The Cluny Museum houses Paris’s most famous collection of medieval art, including jewelry, tapestries and sculptures…it’s located in a former (town house) that was built in the 1385.
After dinner, we took a nighttime cruise down the Seine River. It was hard to photograph things at night…but I got a few shots. Not to sound cheesy, but it was pretty magical.
4 thoughts on “Sunny Saturday In Paris”
Love all the pictures..but especially the night time photos.. breath taking…thanks so much for all the history/fantastic stories!! Safe travels home!!
I hope my history lessons aren’t too boring. We leave Wednesday afternoon!
The glass door is incredible! I could stand and look at it for hours! WOW!
I like the door on the apartment building as well. There is so much to look at on one door.

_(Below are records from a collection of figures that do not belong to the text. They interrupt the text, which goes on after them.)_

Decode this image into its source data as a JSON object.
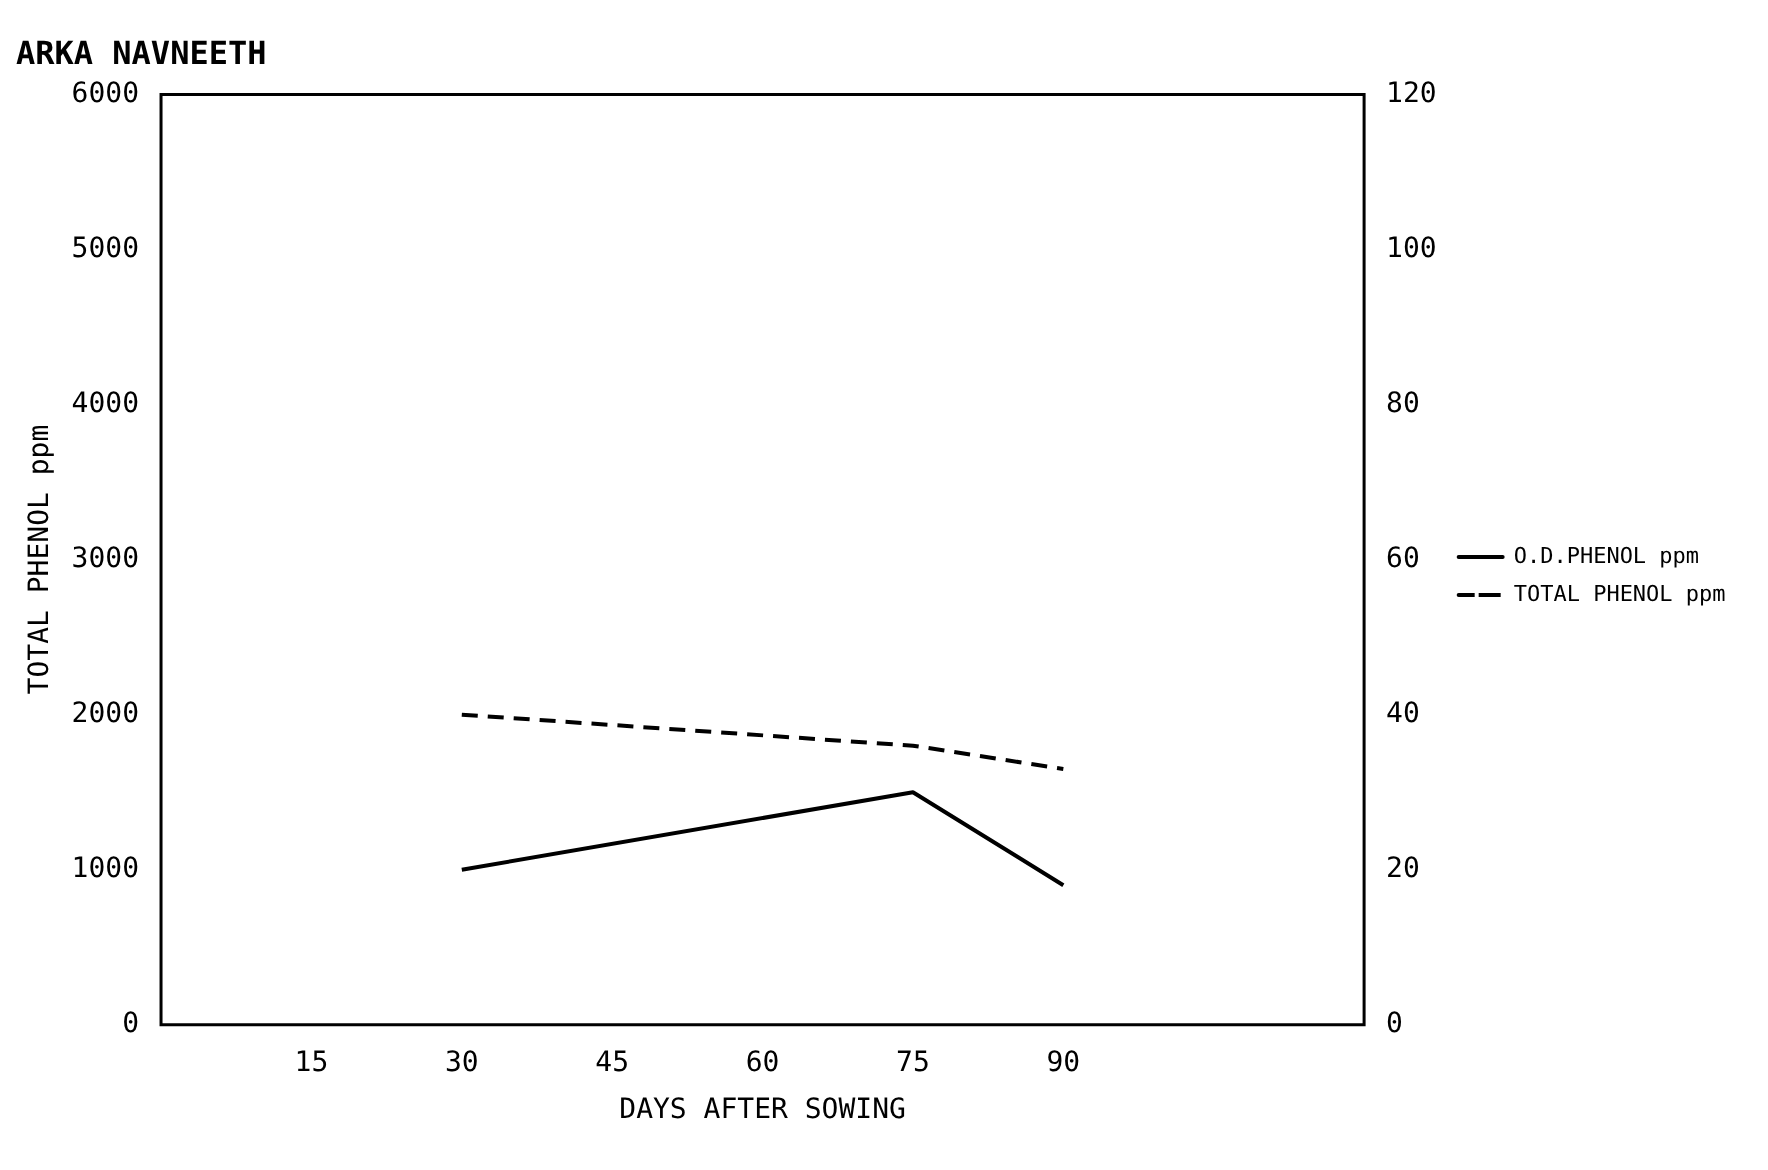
{
  "chart_data": {
    "type": "line",
    "title": "ARKA NAVNEETH",
    "xlabel": "DAYS AFTER SOWING",
    "ylabel": "TOTAL PHENOL ppm",
    "x": [
      30,
      75,
      90
    ],
    "xlim": [
      0,
      120
    ],
    "xticks": [
      15,
      30,
      45,
      60,
      75,
      90
    ],
    "ylim": [
      0,
      6000
    ],
    "yticks": [
      0,
      1000,
      2000,
      3000,
      4000,
      5000,
      6000
    ],
    "y2lim": [
      0,
      120
    ],
    "y2ticks": [
      0,
      20,
      40,
      60,
      80,
      100,
      120
    ],
    "series": [
      {
        "name": "O.D.PHENOL ppm",
        "color": "#000000",
        "values": [
          20,
          30,
          18
        ],
        "axis": "y2",
        "line_style": "solid"
      },
      {
        "name": "TOTAL PHENOL ppm",
        "color": "#000000",
        "values": [
          2000,
          1800,
          1650
        ],
        "line_style": "dashed"
      }
    ],
    "marker": "none",
    "grid": false,
    "legend": "right"
  }
}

The marionette show looked fun, it would be hard to choose between that and the medieval building (I am not being sarcastic).
The cruise…..FABULOUS! Was the sky really pink in the one picture or did you enhance that?
The city is even more beautiful at night.
You really had a great day.
The sky was blue and pink but yes, because it was so dark I needed to enhance a bit. Paris is unlike any city I’ve ever seen at night…they illuminate differently than we do.